Ich küsse das Bild eines Geliebten. Wer das belächelt, hat nie geliebt. Und doch. Es ist nicht dasselbe wie die reale Umarmung. Manche fragen sich, warum nicht Messe oder Anbetung einfach weiterhin vor dem Bildschirm möglich sein sollte. Viele haben gerade in der Coronazeit gemerkt, wieviel doch auch über den Livestream geht. Sogar die Anbetung. Ich denke da an eine Familie, die jeden Tag ihre „holy hour“ gemeinsam vor dem PC in der Anbetung hier im Zentrum JP2 verbracht hat. Das wäre ihnen in dieser Regelmäßigkeit und den kleinen Kindern nie „vor Ort“ möglich gewesen. Hat das einen Wert? War das einfach ein „Nichts“? Kann Gott auch hier wirken? Und die Antwort ist natürlich ein großes: JA! Gott ist größer als wir denken. Und doch.

Gott ist überall, ja. Aber er hat sich in Jesus Christus klein gemacht. Als Mensch hat er sich eingeschränkt, nur 3 Jahre in einem relativ kleinen geographischen Umkreis zu wirken. Aber er wollte uns nicht als Waisen zurücklassen. Daher schenkte er uns Anteil an seiner Liebesbeziehung mit dem Vater, den Hl. Geist. Wir sind Tempel des Hl. Geistes. Er lebt durch die Taufgnade in unserem Innersten und wir stehen in einer persönlichen Beziehung mit ihm, der uns, um eine Idee von Augustinus aufzugreifen, näher ist als wir uns selbst nahe sind…innerlicher als wir uns selbst innerlich sind.

Und doch. Er wollte uns nicht nur als Gott nahe sein, sondern auch als Mensch.
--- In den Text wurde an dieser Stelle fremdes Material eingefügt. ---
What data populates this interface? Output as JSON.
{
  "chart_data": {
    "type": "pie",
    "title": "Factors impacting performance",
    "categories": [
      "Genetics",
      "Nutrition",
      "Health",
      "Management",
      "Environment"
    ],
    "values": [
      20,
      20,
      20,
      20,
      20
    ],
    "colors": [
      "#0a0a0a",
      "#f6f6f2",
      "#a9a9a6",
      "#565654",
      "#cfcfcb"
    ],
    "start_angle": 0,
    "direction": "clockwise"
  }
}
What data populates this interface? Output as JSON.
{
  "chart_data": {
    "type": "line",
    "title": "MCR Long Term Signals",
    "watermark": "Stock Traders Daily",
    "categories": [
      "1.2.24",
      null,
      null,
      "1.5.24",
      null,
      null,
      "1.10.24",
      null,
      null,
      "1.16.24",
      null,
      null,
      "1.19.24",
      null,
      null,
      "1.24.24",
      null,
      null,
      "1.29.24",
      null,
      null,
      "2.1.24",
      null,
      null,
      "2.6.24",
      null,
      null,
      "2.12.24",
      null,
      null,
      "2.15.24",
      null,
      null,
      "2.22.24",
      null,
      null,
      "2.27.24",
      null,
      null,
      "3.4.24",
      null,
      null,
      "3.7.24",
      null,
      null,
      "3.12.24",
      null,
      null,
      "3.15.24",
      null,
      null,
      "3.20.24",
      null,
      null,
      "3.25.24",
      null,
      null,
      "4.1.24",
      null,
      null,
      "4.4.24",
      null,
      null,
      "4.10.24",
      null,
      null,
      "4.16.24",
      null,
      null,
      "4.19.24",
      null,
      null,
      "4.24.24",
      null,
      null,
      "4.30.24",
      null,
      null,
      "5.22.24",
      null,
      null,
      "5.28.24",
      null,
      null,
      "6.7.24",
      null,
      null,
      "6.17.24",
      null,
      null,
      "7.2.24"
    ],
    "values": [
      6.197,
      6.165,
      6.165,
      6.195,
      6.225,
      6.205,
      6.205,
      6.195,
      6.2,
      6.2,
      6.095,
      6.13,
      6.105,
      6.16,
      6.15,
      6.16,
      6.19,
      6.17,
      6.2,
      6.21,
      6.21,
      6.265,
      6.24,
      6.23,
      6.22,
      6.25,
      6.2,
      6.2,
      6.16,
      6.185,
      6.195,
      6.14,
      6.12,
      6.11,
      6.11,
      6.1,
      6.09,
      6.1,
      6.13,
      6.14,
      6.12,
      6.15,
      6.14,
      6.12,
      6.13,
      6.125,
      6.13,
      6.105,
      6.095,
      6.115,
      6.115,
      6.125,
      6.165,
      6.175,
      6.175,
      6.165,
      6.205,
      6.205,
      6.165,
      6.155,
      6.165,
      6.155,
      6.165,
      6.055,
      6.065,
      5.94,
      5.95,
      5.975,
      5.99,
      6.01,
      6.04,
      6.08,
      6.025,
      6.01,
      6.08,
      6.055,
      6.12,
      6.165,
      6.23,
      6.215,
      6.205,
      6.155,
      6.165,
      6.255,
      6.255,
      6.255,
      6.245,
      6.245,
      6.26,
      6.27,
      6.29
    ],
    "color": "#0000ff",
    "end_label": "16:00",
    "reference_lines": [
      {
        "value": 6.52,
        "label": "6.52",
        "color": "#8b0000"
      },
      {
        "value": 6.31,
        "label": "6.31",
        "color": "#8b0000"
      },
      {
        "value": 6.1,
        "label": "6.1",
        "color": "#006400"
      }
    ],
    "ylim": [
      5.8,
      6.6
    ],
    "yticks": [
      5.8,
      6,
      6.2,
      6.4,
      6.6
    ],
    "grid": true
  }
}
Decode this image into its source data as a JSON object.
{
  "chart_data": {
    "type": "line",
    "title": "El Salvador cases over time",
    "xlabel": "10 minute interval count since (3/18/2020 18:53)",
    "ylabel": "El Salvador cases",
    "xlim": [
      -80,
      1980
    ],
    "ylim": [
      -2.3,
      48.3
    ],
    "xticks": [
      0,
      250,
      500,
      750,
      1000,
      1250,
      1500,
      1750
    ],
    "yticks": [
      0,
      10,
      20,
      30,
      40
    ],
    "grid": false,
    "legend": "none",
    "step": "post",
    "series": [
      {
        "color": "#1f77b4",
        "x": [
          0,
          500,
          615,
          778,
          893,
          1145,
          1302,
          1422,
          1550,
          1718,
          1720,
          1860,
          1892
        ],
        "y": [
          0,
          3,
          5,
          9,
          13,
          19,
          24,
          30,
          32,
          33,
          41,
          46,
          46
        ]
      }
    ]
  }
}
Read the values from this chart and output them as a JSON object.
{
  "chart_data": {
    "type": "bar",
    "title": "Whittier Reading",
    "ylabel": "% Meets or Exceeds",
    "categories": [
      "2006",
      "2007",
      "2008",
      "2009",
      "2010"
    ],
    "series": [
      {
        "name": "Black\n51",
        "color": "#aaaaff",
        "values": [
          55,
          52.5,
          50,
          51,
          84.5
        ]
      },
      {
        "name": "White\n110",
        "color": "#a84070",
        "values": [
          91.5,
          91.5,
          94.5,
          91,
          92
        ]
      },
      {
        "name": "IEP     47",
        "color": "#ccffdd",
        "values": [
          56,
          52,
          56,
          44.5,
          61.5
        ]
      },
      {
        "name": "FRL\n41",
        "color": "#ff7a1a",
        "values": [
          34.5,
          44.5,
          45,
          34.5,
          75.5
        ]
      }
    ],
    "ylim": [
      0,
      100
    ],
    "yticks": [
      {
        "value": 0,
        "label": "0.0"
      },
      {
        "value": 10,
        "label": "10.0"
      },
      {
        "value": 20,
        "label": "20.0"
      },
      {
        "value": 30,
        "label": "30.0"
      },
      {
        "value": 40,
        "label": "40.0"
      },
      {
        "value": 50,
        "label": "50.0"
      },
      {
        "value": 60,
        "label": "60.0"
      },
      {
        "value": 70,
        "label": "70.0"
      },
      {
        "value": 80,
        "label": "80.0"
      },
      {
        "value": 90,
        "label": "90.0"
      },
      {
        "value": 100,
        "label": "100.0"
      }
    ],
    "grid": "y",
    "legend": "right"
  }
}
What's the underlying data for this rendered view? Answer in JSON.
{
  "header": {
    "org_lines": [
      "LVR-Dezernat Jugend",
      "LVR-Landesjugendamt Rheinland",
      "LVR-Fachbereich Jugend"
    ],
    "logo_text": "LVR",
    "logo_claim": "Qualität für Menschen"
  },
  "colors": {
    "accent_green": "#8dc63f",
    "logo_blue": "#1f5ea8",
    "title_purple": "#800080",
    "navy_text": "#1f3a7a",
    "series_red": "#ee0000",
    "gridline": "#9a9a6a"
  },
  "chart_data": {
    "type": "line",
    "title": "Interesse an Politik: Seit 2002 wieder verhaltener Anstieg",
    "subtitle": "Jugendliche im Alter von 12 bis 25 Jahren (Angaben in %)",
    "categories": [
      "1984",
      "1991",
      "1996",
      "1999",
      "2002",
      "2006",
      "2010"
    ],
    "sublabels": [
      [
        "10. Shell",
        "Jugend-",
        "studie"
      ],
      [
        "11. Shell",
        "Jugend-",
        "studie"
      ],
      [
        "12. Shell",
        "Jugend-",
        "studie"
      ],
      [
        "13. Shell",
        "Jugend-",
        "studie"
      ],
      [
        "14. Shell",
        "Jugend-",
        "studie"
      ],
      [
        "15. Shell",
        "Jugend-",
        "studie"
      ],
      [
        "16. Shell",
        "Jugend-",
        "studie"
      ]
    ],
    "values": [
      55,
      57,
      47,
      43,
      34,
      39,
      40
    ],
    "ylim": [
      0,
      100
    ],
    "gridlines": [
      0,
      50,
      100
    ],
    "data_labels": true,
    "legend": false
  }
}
Und nicht nur das, er wollte unsere Speise sein. Nicht kannibalistisch gedacht, sondern in dem Sinn, dass das „Höhere“ das „Niedrigere“ in sich aufnimmt und verwandelt. Wenn wir etwas essen, wird es zu einem Teil von uns, nicht andersherum. Aber wenn wir die Eucharistie empfangen, geschieht das Gegenteil, wir werden immer mehr verwandelt in ihn. In der Eucharistie ist er da, eben nicht nur als Gott, sondern real, wirklich als Mensch. Dieses Brot, dieser Wein, ist nicht mehr Brot, nicht mehr Wein. Es ist er selbst. Wir sehen ihn nicht, aber die Augen des Glaubens sagen etwas anderes. Diese „sakramentale“ (das sichtbare Zeichen des Brotes, das  durch die Macht des Geistes die Gegenwart des lebendigen Brotes, Jesus selbst, nicht symbolisiert sondern real vergegenwärtigt) Gegenwart ist von einer Daseinsdichte geprägt, die sogar realer ist als unsere eigene, die ja in der nächsten Sekunde schon wieder ins Vergangene hineinfällt. Er ist der „ich bin da“, der Auferstandene, der nicht mehr stirbt und uns ständig zuruft: „kommet zu mir, die ihr mühselig und beladen seid, und ich werde euch Ruhe verschaffen“.

Der Bildschirm

Kann ich nach wie vor vor dem Bildschirm anbeten? Ja natürlich. Ist das wertvoll? Ja klar. Genauso wie es sehr wertvoll sein kann, wenn zwei Menschen miteinander skypen oder zoomen. Man kann da nicht sagen: „das ist nicht real“. Natürlich ist „digital“ auch real, denn man redet ja wirklich miteinander, man tauscht sich ja wirklich aus. Man sieht sich ja wirklich. Und dennoch. Die digitale Projektion meines Bildes bin ich nicht selbst. Es ist eben eine digitale Projektion von mir. Ist die wertvoll? Ja klar!, denn sie macht es möglich, dass wir miteinander wirklich kommunizieren. Wenn jemand das Bild, das ich von meinen Eltern in meinem Zimmer hier in Wien habe, zerstören würde, dann wäre das für mich ein Affront, es wäre so, als hätten sie meine Eltern selbst sehr beleidigt und verletzt. Denn das Bild steht für sie, erinnert mich an sie, lässt mich für sie beten und vor Gott für sie einstehen, erinnert mich an alldas, wofür ich ihnen danken will und dankbar bin. Und alles das verleiht dem Bild in dieser „stellvertretenden“ Rolle einen großen Wert. Aber es sind nicht meine Eltern. Die beiden würden sich nicht damit begnügen, wenn ich ihnen sagen würde: „Ich muss euch nicht mehr besuchen, weil ich habe ja ein wunderschönes Bild von euch in meinen Zimmer.“ Zwei Liebende, die eine Fernbeziehung führen, werden Skype und GoToMeeting und Zoom und Google Hangouts sehr dankbar nutzen, um die Beziehung aufrechtzuerhalten. Vielleicht küssen sie sogar den Bildschirm, aber gleichzeitig wird gerade auch dieser Akt eine Sehnsucht nach dieser anderen Art von Kuss, dieser anderen Art von Umarmung erwecken, die nur durch das wirkliche „Mund zu Mund“ möglich sein wird.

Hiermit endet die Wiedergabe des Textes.